Getting started with Performance Tuning of Mellanox adapters

Version 5

    This post supply the todo list when starting to debug performance issues related to Mellanox adapters.




    Hardware Setup

    1. Get your BIOS configured to highest performance, refer to the server BIOS documentation and see here as well:


    2. Use proper PCIe generation that suit the adapter. In most cases you will need to use:

    • PCIe Gen3
    • Speed 8GT/s
    • Width x8 or x16 (depends on the speed).


    Note: if available x16 slots could be useful for x8 adapters as it benefit from additional buffers allocated by the CPU.

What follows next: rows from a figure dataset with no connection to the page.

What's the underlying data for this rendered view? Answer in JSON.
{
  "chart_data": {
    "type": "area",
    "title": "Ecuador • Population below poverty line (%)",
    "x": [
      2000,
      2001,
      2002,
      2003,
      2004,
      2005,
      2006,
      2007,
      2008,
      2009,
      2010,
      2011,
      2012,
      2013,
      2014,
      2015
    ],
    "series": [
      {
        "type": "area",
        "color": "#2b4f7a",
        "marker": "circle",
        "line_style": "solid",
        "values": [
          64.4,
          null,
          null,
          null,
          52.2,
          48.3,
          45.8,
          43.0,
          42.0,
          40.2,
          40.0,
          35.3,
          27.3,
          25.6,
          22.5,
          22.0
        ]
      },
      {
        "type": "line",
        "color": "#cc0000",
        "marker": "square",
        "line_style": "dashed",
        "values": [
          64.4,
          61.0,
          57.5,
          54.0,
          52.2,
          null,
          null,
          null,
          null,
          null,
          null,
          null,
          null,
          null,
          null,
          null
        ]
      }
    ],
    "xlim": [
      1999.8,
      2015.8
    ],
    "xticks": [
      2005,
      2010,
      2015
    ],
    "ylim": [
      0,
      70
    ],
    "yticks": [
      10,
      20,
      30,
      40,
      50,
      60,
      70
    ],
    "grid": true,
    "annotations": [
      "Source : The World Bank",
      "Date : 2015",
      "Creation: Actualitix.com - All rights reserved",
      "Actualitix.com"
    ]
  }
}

    To learn more about the PCIe performance See Understanding PCIe Configuration for Maximum Performance and click here.


    3. Make sure you understand the motherboard architecture and NUMA configuration of the server.

    For the relevant application use the CPU cores directly connected to the relevant PCIe bus used by Mellanox adapter. See Understanding NUMA Node for Performance Benchmarks.


    4. For high performance it is recommended to use the highest memory speed with fewest DIMMs and populate all memory channels for every CPU installed.


    5. It is recommended to disable system profilers and stop all monitoring tools while running performance benchmarks (such as sysstat, vmstat, iostat, mpstat, dstat, etc). Those tools use host’s resources, hence running them in parallel to benchmark jobs may affect the performance in various degrees based on the traffic type and/or pattern, and the nature of the benchmark.


    6. For benchmark testing, make sure that you bypass the local cache (write directly to memory), see HowTo Bypass Local Cache (disable tx-nocache-copy).


    OS and Driver Configuration

    1.For benchmark reasons, close unnecessary applications/processes/services that might consume CPU when running the benchmark (e.g. sysstat, vmstat, iostat, mpstat and others).


    2. Use mlnx_tune for automatic tuning of the server. For more info, refer to HowTo Tune Your Linux Server for Best Performance Using the mlnx_tune Tool.